Através de eventos, intercâmbios e iniciativas ao longo do ano, as Caldas compromete-se a impulsionar a transformação urbana e económica, a inspirar outros e contribuir para um setor retalhista mais forte e resiliente em toda a Europa
Uma cidade “pintada” de azul, numa alusão à cor da União Europeia, recebeu, durante a manhã de 26 de março, a visita da comitiva composta por representantes da União Europeia, entidades ligadas à candidatura das Caldas da Rainha e também de Silandro (Itália) e Barcelona (Espanha), cidades também vencedoras desta distinção (noutras categorias). Guiados pelos Alter Egos de Bordallo, foram convidados a conhecer a cidade, os seus espaços mais emblemáticos e o seu comércio tradicional. Estava assim dado o arranque oficial do seu ano europeu como Capital Europeia do Pequeno Retalho, na categoria de Cidade Vibrante, galardão que trouxe de Bruxelas em finais de janeiro.
O Prontos Impact Village, um antigo centro comercial devoluto que foi transformado em espaços de coworking e centros de empreendedorismo, foi local de paragem, após o almoço e antes da comitiva rumar ao CCC, onde os esperava uma apresentação de artes e ofícios ligados à identidade económica e cultural da cidade. Foi o culminar de um périplo por uma “cidade que se sente”, como haveria de referir Fátima Lopes, a apresentadora da cerimónia oficial, que decorreu durante a tarde. “O que hoje aqui celebramos não é apenas uma distinção. É uma forma de reconhecer que o comércio de proximidade continua a ser uma das grandes forças da vida urbana, da identidade local e também da relação com as pessoas.

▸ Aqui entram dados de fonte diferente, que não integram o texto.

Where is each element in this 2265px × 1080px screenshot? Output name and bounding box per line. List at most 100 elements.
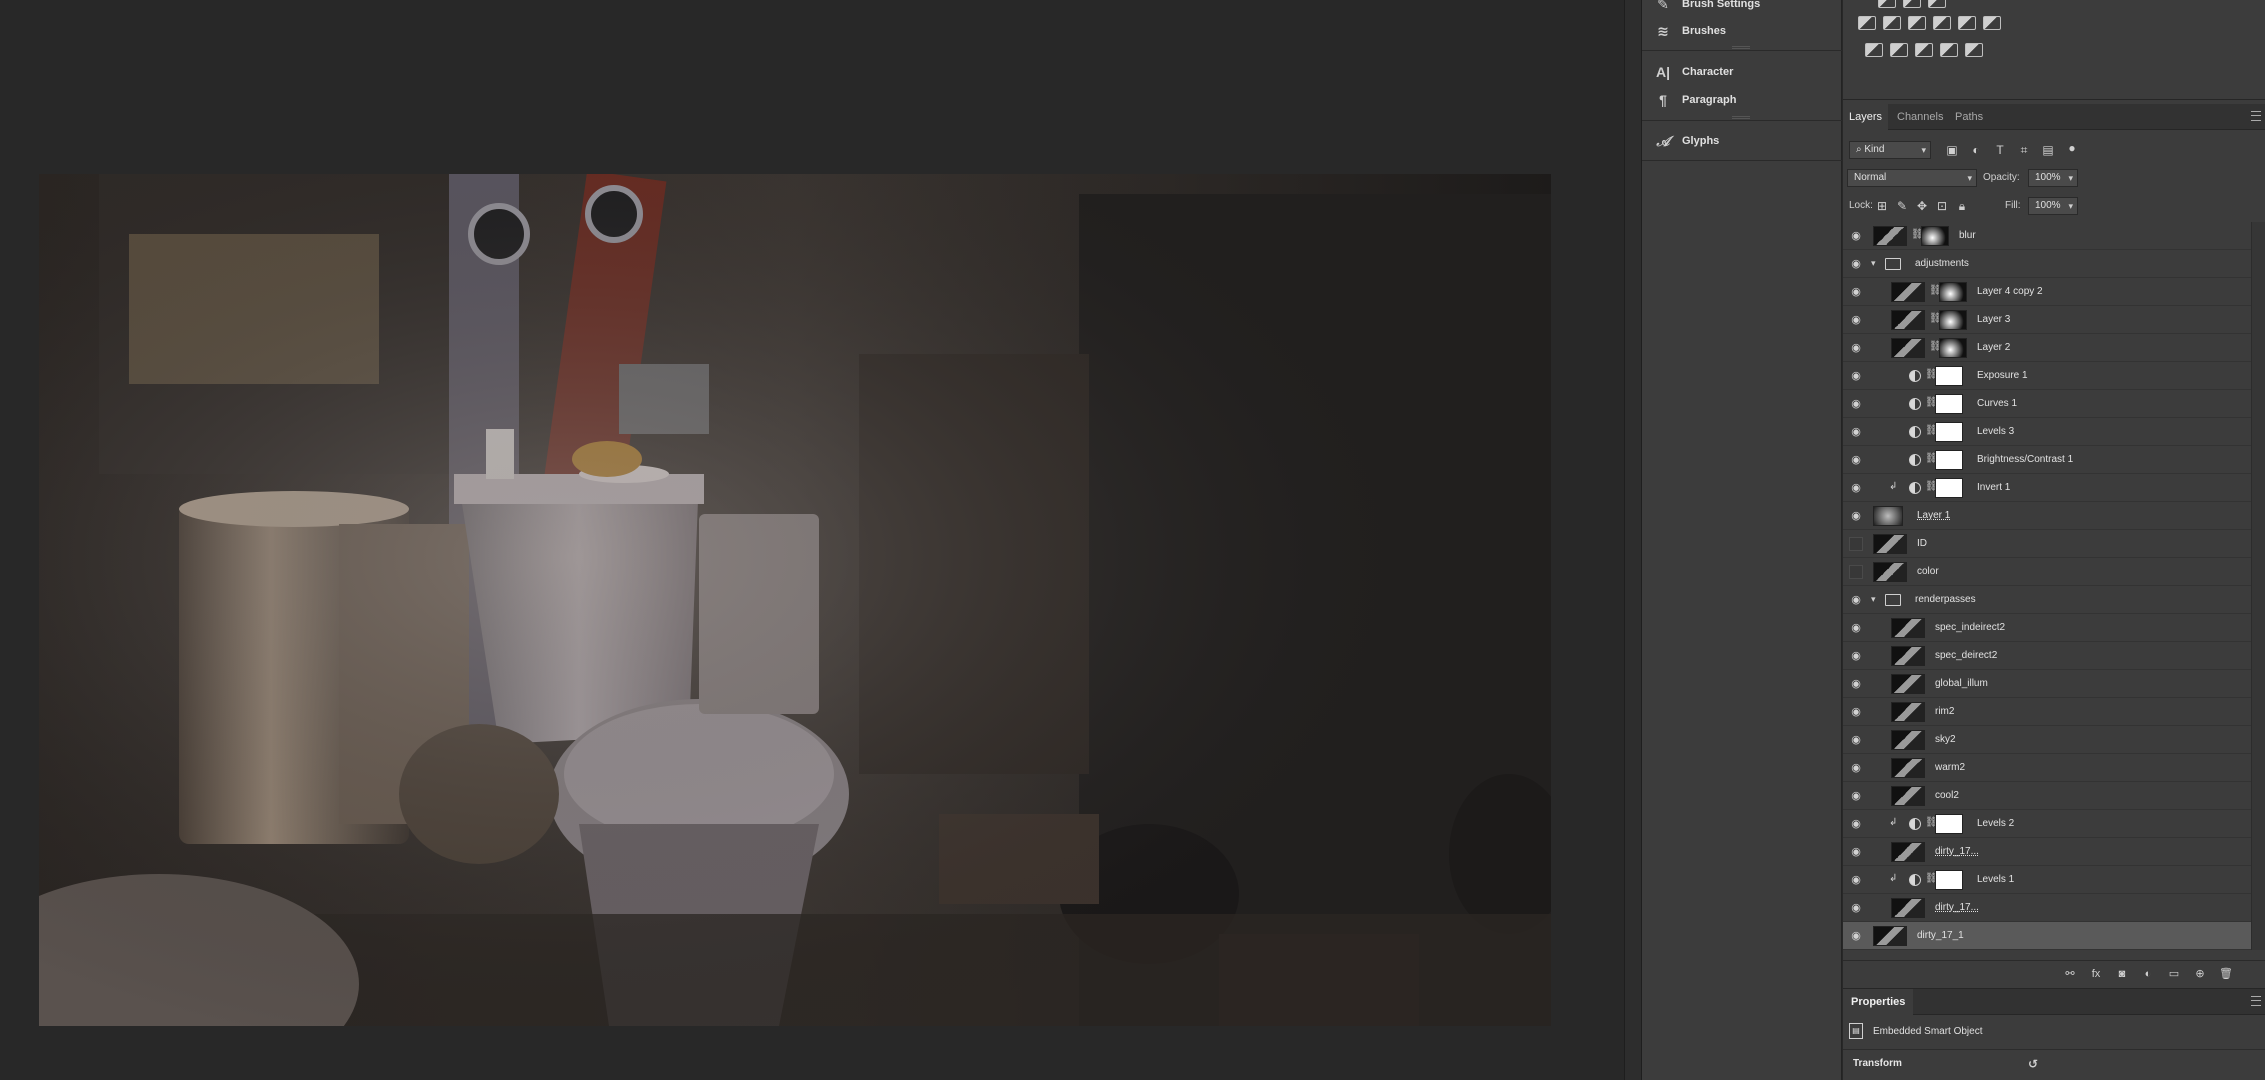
mask-link-icon[interactable]: ⛓ bbox=[1925, 397, 1938, 408]
pixel-filter-icon[interactable]: ▣ bbox=[1945, 143, 1959, 157]
layer-name[interactable]: Invert 1 bbox=[1977, 474, 2010, 502]
layer-name[interactable]: Layer 1 bbox=[1917, 502, 1950, 530]
layer-name[interactable]: Exposure 1 bbox=[1977, 362, 2028, 390]
panel-group-grip[interactable] bbox=[1732, 46, 1750, 49]
layer-row[interactable]: ◉ spec_indeirect2 bbox=[1843, 614, 2251, 642]
layer-thumbnail[interactable] bbox=[1891, 730, 1925, 750]
paragraph-panel-button[interactable]: ¶ Paragraph bbox=[1654, 89, 1736, 111]
visibility-eye-icon[interactable]: ◉ bbox=[1849, 258, 1863, 270]
layer-name[interactable]: Levels 1 bbox=[1977, 866, 2014, 894]
visibility-eye-icon[interactable]: ◉ bbox=[1849, 314, 1863, 326]
visibility-eye-icon[interactable]: ◉ bbox=[1849, 650, 1863, 662]
mask-link-icon[interactable]: ⛓ bbox=[1925, 453, 1938, 464]
new-layer-icon[interactable]: ⊕ bbox=[2193, 967, 2207, 981]
layer-group-row[interactable]: ◉ ▾ adjustments bbox=[1843, 250, 2251, 278]
tab-paths[interactable]: Paths bbox=[1949, 104, 1989, 130]
mask-link-icon[interactable]: ⛓ bbox=[1925, 369, 1938, 380]
filter-toggle-icon[interactable]: ● bbox=[2065, 141, 2079, 155]
visibility-eye-icon[interactable]: ◉ bbox=[1849, 734, 1863, 746]
layer-name[interactable]: warm2 bbox=[1935, 754, 1965, 782]
layer-name[interactable]: blur bbox=[1959, 222, 1976, 250]
reset-transform-icon[interactable]: ↺ bbox=[2028, 1057, 2038, 1071]
layer-row[interactable]: ◉ sky2 bbox=[1843, 726, 2251, 754]
layer-name[interactable]: Layer 4 copy 2 bbox=[1977, 278, 2043, 306]
layer-mask-thumbnail[interactable] bbox=[1935, 814, 1963, 834]
layer-row[interactable]: ◉ ↲ ⛓ Levels 1 bbox=[1843, 866, 2251, 894]
visibility-eye-icon[interactable]: ◉ bbox=[1849, 342, 1863, 354]
visibility-eye-icon[interactable]: ◉ bbox=[1849, 230, 1863, 242]
adjustment-preset-icon[interactable] bbox=[1878, 0, 1896, 8]
adjustment-filter-icon[interactable]: ◐ bbox=[1969, 143, 1983, 157]
layer-name[interactable]: Layer 2 bbox=[1977, 334, 2010, 362]
group-expand-icon[interactable]: ▾ bbox=[1871, 594, 1876, 605]
color-lookup-icon[interactable] bbox=[1983, 16, 2001, 30]
mask-link-icon[interactable]: ⛓ bbox=[1929, 341, 1942, 352]
layer-name[interactable]: Curves 1 bbox=[1977, 390, 2017, 418]
visibility-eye-icon[interactable]: ◉ bbox=[1849, 902, 1863, 914]
layer-name[interactable]: color bbox=[1917, 558, 1939, 586]
panel-group-grip[interactable] bbox=[1732, 116, 1750, 119]
layer-name[interactable]: rim2 bbox=[1935, 698, 1954, 726]
black-white-icon[interactable] bbox=[1933, 16, 1951, 30]
smart-object-filter-icon[interactable]: ▤ bbox=[2041, 143, 2055, 157]
layers-list[interactable]: ◉ ⛓ blur ◉ ▾ adjustments ◉ ⛓ Layer 4 copy 2 ◉ ⛓ Lay… bbox=[1843, 222, 2251, 950]
panel-menu-icon[interactable] bbox=[2251, 996, 2261, 1006]
mask-link-icon[interactable]: ⛓ bbox=[1925, 425, 1938, 436]
lock-artboard-icon[interactable]: ⊡ bbox=[1935, 199, 1949, 213]
fx-icon[interactable]: fx bbox=[2089, 967, 2103, 981]
visibility-eye-icon[interactable]: ◉ bbox=[1849, 706, 1863, 718]
layers-scrollbar[interactable] bbox=[2251, 222, 2265, 950]
layer-mask-thumbnail[interactable] bbox=[1935, 394, 1963, 414]
layer-name[interactable]: global_illum bbox=[1935, 670, 1988, 698]
layer-thumbnail[interactable] bbox=[1891, 338, 1925, 358]
brush-settings-panel-button[interactable]: ✎ Brush Settings bbox=[1654, 0, 1760, 15]
layer-name[interactable]: dirty_17_1 bbox=[1917, 922, 1964, 950]
adjustment-preset-icon[interactable] bbox=[1928, 0, 1946, 8]
layer-row[interactable]: ◉ ⛓ Brightness/Contrast 1 bbox=[1843, 446, 2251, 474]
layer-thumbnail[interactable] bbox=[1873, 506, 1903, 526]
mask-link-icon[interactable]: ⛓ bbox=[1911, 229, 1924, 240]
layer-row[interactable]: ◉ ⛓ Exposure 1 bbox=[1843, 362, 2251, 390]
layer-row[interactable]: ◉ ⛓ Curves 1 bbox=[1843, 390, 2251, 418]
vibrance-icon[interactable] bbox=[1858, 16, 1876, 30]
layer-name[interactable]: dirty_17... bbox=[1935, 894, 1979, 922]
visibility-eye-icon[interactable]: ◉ bbox=[1849, 874, 1863, 886]
hue-saturation-icon[interactable] bbox=[1883, 16, 1901, 30]
layer-thumbnail[interactable] bbox=[1891, 618, 1925, 638]
lock-transparent-icon[interactable]: ⊞ bbox=[1875, 199, 1889, 213]
selective-color-icon[interactable] bbox=[1940, 43, 1958, 57]
layer-row[interactable]: ◉ ⛓ Layer 4 copy 2 bbox=[1843, 278, 2251, 306]
layer-mask-thumbnail[interactable] bbox=[1939, 338, 1967, 358]
document-image[interactable] bbox=[39, 174, 1551, 1026]
layer-thumbnail[interactable] bbox=[1891, 674, 1925, 694]
layer-thumbnail[interactable] bbox=[1891, 282, 1925, 302]
layer-thumbnail[interactable] bbox=[1891, 758, 1925, 778]
visibility-eye-icon[interactable]: ◉ bbox=[1849, 398, 1863, 410]
layer-row[interactable]: ◉ global_illum bbox=[1843, 670, 2251, 698]
glyphs-panel-button[interactable]: 𝒜 Glyphs bbox=[1654, 130, 1719, 152]
layer-mask-thumbnail[interactable] bbox=[1939, 310, 1967, 330]
adjustment-preset-icon[interactable] bbox=[1903, 0, 1921, 8]
blend-mode-dropdown[interactable]: Normal ▾ bbox=[1847, 169, 1977, 187]
visibility-eye-icon[interactable]: ◉ bbox=[1849, 510, 1863, 522]
filter-kind-dropdown[interactable]: ⌕ Kind ▾ bbox=[1849, 141, 1931, 159]
layer-row[interactable]: ◉ dirty_17... bbox=[1843, 894, 2251, 922]
visibility-eye-icon[interactable]: ◉ bbox=[1849, 678, 1863, 690]
layer-row[interactable]: ◉ Layer 1 bbox=[1843, 502, 2251, 530]
panel-menu-icon[interactable] bbox=[2251, 111, 2261, 121]
layer-row[interactable]: ◉ ⛓ Levels 3 bbox=[1843, 418, 2251, 446]
lock-all-icon[interactable]: 🔒︎ bbox=[1955, 199, 1969, 213]
visibility-eye-icon[interactable]: ◉ bbox=[1849, 622, 1863, 634]
layer-row[interactable]: color bbox=[1843, 558, 2251, 586]
color-balance-icon[interactable] bbox=[1908, 16, 1926, 30]
transform-section[interactable]: Transform ↺ bbox=[1843, 1049, 2265, 1080]
mask-link-icon[interactable]: ⛓ bbox=[1925, 873, 1938, 884]
visibility-eye-icon[interactable]: ◉ bbox=[1849, 594, 1863, 606]
new-adjustment-icon[interactable]: ◐ bbox=[2141, 967, 2155, 981]
layer-thumbnail[interactable] bbox=[1891, 786, 1925, 806]
layer-name[interactable]: Levels 2 bbox=[1977, 810, 2014, 838]
canvas-area[interactable] bbox=[0, 0, 1624, 1080]
layer-row[interactable]: ◉ rim2 bbox=[1843, 698, 2251, 726]
brushes-panel-button[interactable]: ≋ Brushes bbox=[1654, 20, 1726, 42]
layer-thumbnail[interactable] bbox=[1891, 702, 1925, 722]
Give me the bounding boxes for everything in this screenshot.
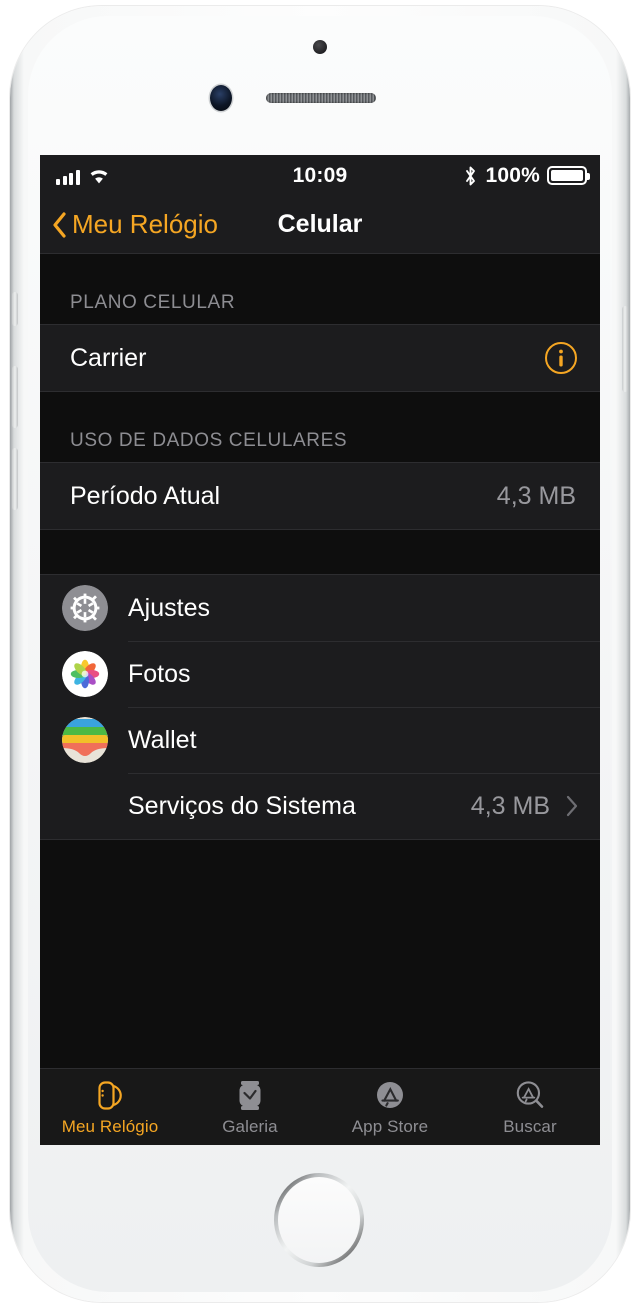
power-button[interactable]	[622, 306, 628, 392]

Para Giulia Del Brenna, chefe de Unidade de Têxteis, Alimentação e Retalho da Direção-Geral do Mercado Interno, Indústria, Empreendedorismo e PME (DG GROW) da Comissão Europeia, este reconhecimento reflete um “compromisso” de longa data da parte de todos os envolvidos em apoiar o comércio local e em manter o centro da cidade dinâmico e vivo para os seus cidadãos e visitantes. A responsável, que enviou a sua mensagem por vídeo, considera que o pequeno comércio retalhista tem um futuro na Europa e um futuro em que vale a pena investir”. No entanto, não deixou de destacar que o comércio retalhista está a sofrer uma transformação, em que as transições ecológica e digital, a evolução dos hábitos de consumo e as alterações demográficas estão a redefinir o modo de funcionamento das empresas e das cidades. Uma evolução que pode criar desafios aos pequenos retalhistas, mas também oportunidades para “inovar, construir modelos de negócio mais sustentáveis e reforçar as ligações entre as comunidades locais”.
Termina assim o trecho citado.